L’équipe de chercheurs a examiné les différentes motivations poussant à boire (pour composer avec l’anxiété ou pour accroître des sensations) de même que les attentes envers l’alcool (réduire la tension, améliorer les habiletés sociales ou courage liquide). « Nous avons examiné les deux côtés : se débarrasser de quelque chose de négatif, et renforcer quelque chose de positif », précise Mme Corran. Tous ces facteurs ne sont pas linéaires, mais s’influencent et se renforcent mutuellement au fil du temps. « Si je bois pour faire face à une situation stressante, je vais probablement m’attendre à ce que l’alcool réduise mes tensions, ce qui peut conforter ma perception que c’est bien de boire pour faire face à une situation », avance Mme Corran.

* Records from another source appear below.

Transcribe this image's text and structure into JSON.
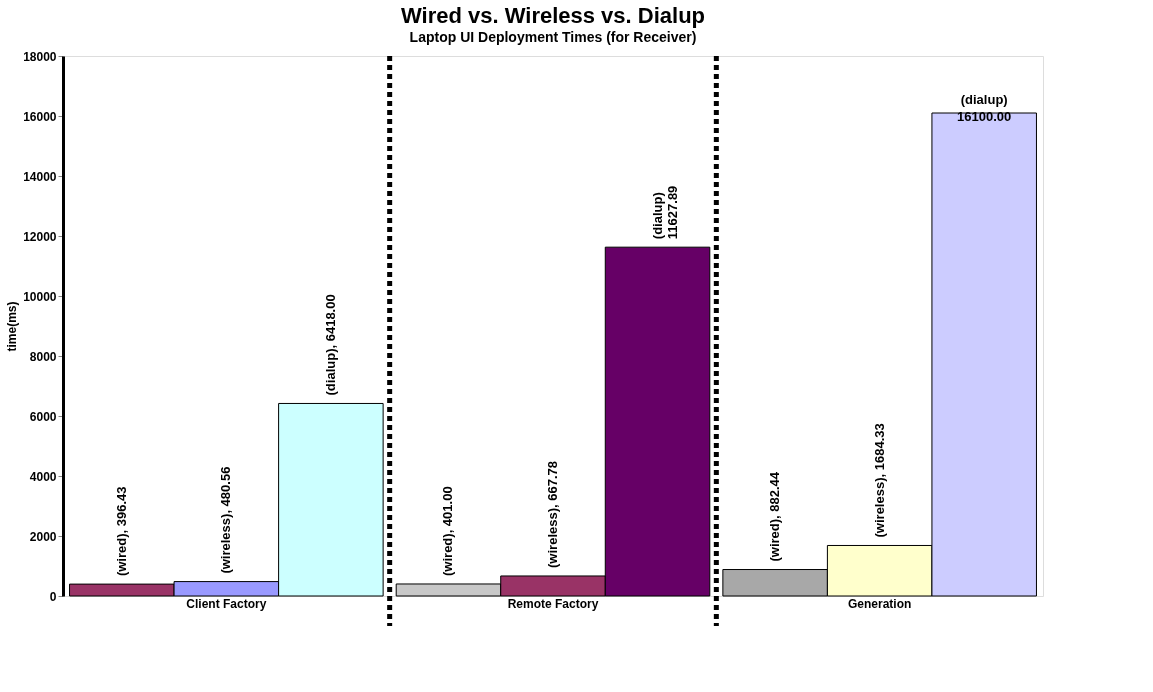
{
  "chart_data": {
    "type": "bar",
    "title": "Wired vs. Wireless vs. Dialup",
    "subtitle": "Laptop UI Deployment Times (for Receiver)",
    "ylabel": "time(ms)",
    "categories": [
      "Client Factory",
      "Remote Factory",
      "Generation"
    ],
    "series": [
      {
        "colors": [
          "#993366",
          "#c8c8c8",
          "#a8a8a8"
        ],
        "values": [
          396.43,
          401.0,
          882.44
        ],
        "value_labels": [
          "(wired), 396.43",
          "(wired), 401.00",
          "(wired), 882.44"
        ]
      },
      {
        "colors": [
          "#9999ff",
          "#993366",
          "#ffffcc"
        ],
        "values": [
          480.56,
          667.78,
          1684.33
        ],
        "value_labels": [
          "(wireless), 480.56",
          "(wireless), 667.78",
          "(wireless), 1684.33"
        ]
      },
      {
        "colors": [
          "#ccffff",
          "#660066",
          "#ccccff"
        ],
        "values": [
          6418.0,
          11627.89,
          16100.0
        ],
        "value_labels": [
          "(dialup), 6418.00",
          "(dialup)\n11627.89",
          "(dialup)\n16100.00"
        ]
      }
    ],
    "ylim": [
      0,
      18000
    ],
    "yticks": [
      0,
      2000,
      4000,
      6000,
      8000,
      10000,
      12000,
      14000,
      16000,
      18000
    ],
    "grid": false
  }
}
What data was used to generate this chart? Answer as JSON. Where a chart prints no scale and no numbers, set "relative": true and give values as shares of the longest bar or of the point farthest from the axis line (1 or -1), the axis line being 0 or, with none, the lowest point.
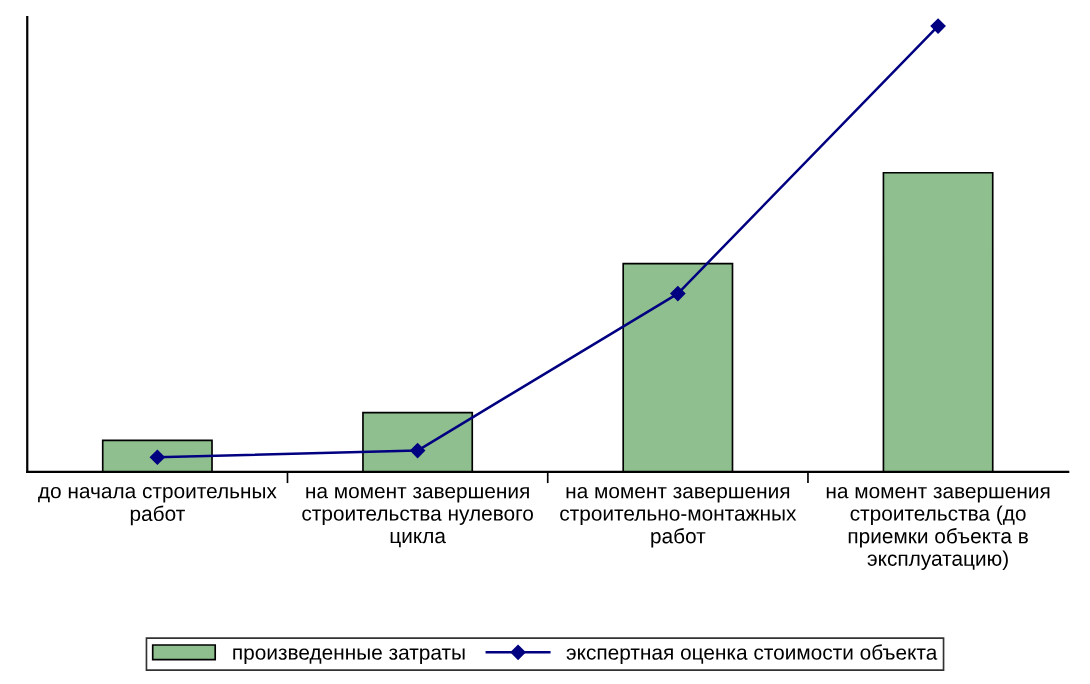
{
  "chart_data": {
    "type": "bar",
    "relative": true,
    "categories": [
      "до начала строительных\nработ",
      "на момент завершения\nстроительства нулевого\nцикла",
      "на момент завершения\nстроительно-монтажных\nработ",
      "на момент завершения\nстроительства (до\nприемки объекта в\nэксплуатацию)"
    ],
    "series": [
      {
        "name": "произведенные затраты",
        "color": "#8fbf8f",
        "values": [
          0.071,
          0.133,
          0.467,
          0.671
        ]
      },
      {
        "name": "экспертная оценка стоимости объекта",
        "type": "line",
        "color": "#000080",
        "values": [
          0.033,
          0.048,
          0.4,
          1.0
        ]
      }
    ],
    "marker": "diamond",
    "line_style": "solid",
    "legend": "bottom",
    "grid": false
  }
}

Les résultats montrent que les attentes envers l’alcool et les motivations pour consommer se renforcent mutuellement, et que les personnes sensibles à l’anxiété étaient plus susceptibles de consommer pour y faire face. « Mais ce qui est intéressant, c’est qu’on a noté une certaine variabilité selon le contexte ou la situation. Ces choses ne sont pas complètement solidifiées, tout n’est pas aussi noir ou blanc sur le plan individuel », nuance Mme Corran.

Des stratégies d’adaptation plus saines

Sur le plan de la recherche fondamentale, cette étude permet de comprendre les effets de la sensibilité à l’anxiété sur les raisons de consommer de l’alcool, et sur les risques de consommation. Les chercheurs espèrent également que leurs résultats aideront ceux qui conçoivent les interventions.

La psychologie offre plusieurs stratégies pour gérer autrement cette peur de l’anxiété : exercices de respiration, journal, méditation, thérapie cognitivo-comportementale. « Il ne faut pas avoir peur de ces sensations, on peut les interpréter différemment », résume Mme O’Connor.

La professeure O’Connor suggère aussi de consommer prudemment, et selon les situations plutôt que selon nos émotions : au lieu de prendre un verre après une dure journée au travail, il est plus sain de consommer pour souligner un événement positif, quand nous sommes dans un bon état d’esprit. « Il faut reprogrammer le cerveau : vous n’êtes pas en danger, les sensations finiront par passer », conclut Mme Corran.

Ce contenu a été produit par l’équipe des publications spéciales du Devoir, relevant du marketing. La rédaction du Devoir n’y a pas pris part.